Long story short, I tried to change it myself but didn’t have the right type of battery. When I went to the housing office to ask for a replacement battery, I was essentially told I’m not allowed to do anything myself in my own room, no matter how simple, and must always put in a maintenance request. I was also assured the maintenance people would come that same afternoon. Two requests and a week and a half later, they finally changed the battery. (I’d taken it off the ceiling in desperation after it beeped for the first four hours.)
Fast forward to last week. I contacted the housing office again to let them know that the freezer in our tiny dorm room refrigerator is almost completely frozen shut; should I put in a maintenance request to fix it? Their answer? “Just pour warm water in it and mop up the mess before it leaks downstairs. It should melt in about 15 minutes.”
Apparently easy things, like batteries, I have to wait for the big strong maintenance men to fix, but harder things, like moving and defrosting a refrigerator, I’m allowed to do myself. (Makes about as much sense as anything else around here.)
The Mister wanted to move the refrigerator into the shower and spray it with warm water until the mess all ran down the drain. I have to admit, this solution is much better than mine. However, I can’t move the refrigerator by myself, the Mister’s in classes all day long and I didn’t want to potentially short-circuit the components in the back. This also precludes putting it outside to melt on its own, so I went to plan B.
I put all the cold food into ice-packed thermal grocery bags borrowed from a friend and put them in the shower so any leakage could be easily cleaned up. Then I took out all the shelves and lined the fridge with towels that needed to be washed anyway. Then, I spent the next hour and a half (not 15 minutes, mind you) pouring small scoops of warm water across the hardest outer portions and scraping the softer, inner ice into a bowl. The outer ice was tough enough to warrant the alternating use of a hairdryer and a pair of scissors-turned-icepick. Yes, I know. Not the smartest or safest way to do this, but I failed to see any better alternatives.
So, two soaked bathroom towels, three bowls of warm water and several scrapes and bruises later, I can at least see the plastic liner of the inner freezer section. The outer edges still have about an inch and a half of ice, but that’s a whole lot better than the 3-4 inches I started with. Still waiting for those last inches to melt and drip into a bowl in the bottom of the fridge. Good thing I didn’t have anything better to do today.
Lesson of the day: Never let your freezer seal itself shut.
Although I’m not really sure how this lesson is supposed to be followed when you only have a 4×12-inch freezer that doesn’t even keep things frozen at the maximum cooling level.
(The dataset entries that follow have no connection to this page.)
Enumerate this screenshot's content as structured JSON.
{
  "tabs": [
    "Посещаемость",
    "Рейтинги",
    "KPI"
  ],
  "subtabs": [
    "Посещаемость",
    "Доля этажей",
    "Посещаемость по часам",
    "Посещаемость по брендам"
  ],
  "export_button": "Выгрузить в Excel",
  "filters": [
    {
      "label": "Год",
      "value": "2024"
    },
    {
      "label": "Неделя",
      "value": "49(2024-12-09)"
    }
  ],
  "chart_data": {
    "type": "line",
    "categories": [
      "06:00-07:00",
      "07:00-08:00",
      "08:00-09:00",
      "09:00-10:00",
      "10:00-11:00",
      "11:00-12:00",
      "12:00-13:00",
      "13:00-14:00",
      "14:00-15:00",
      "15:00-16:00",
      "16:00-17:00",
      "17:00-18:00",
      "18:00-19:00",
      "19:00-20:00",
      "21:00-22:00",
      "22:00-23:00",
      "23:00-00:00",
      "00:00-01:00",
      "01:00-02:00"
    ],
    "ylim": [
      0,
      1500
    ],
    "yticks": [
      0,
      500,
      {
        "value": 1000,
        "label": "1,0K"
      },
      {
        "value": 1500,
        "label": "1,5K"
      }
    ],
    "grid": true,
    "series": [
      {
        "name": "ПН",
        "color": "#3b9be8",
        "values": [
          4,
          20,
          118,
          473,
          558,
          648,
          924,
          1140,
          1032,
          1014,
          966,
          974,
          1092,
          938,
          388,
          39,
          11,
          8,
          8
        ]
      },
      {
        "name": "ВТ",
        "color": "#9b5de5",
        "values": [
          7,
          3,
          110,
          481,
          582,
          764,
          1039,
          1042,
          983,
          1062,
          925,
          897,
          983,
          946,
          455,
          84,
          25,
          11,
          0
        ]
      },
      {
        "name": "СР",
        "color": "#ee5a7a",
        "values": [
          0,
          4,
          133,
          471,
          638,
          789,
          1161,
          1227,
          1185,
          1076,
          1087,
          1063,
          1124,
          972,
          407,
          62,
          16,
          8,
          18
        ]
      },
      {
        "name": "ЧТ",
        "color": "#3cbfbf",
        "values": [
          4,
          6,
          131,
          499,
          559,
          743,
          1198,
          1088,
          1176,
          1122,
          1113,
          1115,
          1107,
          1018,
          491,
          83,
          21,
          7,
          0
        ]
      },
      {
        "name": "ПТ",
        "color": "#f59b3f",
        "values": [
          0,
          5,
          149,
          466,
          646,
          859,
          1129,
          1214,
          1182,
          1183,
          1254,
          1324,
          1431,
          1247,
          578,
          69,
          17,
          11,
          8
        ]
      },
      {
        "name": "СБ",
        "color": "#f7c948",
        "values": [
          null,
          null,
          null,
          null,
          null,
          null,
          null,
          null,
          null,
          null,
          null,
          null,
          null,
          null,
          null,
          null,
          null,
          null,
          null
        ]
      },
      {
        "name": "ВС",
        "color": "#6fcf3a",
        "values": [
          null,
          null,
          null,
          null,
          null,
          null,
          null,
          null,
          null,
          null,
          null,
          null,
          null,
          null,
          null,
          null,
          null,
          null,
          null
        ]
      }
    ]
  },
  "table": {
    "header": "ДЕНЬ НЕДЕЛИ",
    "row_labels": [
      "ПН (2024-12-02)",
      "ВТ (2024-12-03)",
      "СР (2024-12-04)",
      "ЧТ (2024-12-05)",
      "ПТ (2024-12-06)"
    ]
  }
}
How are you supposed to keep things from going bad if you can’t keep them frozen? What good is the freezer section in the first place if it freezes itself but not the food? I have no idea. Maybe the inventor of the tiny freezer will read this and we’ll all get an answer to one of life’s great dorm room problems.
The Missus – 5
Evil Freezer – 1 1/2
Have you ever had to defrost a freezer? What is the best way to tackle it?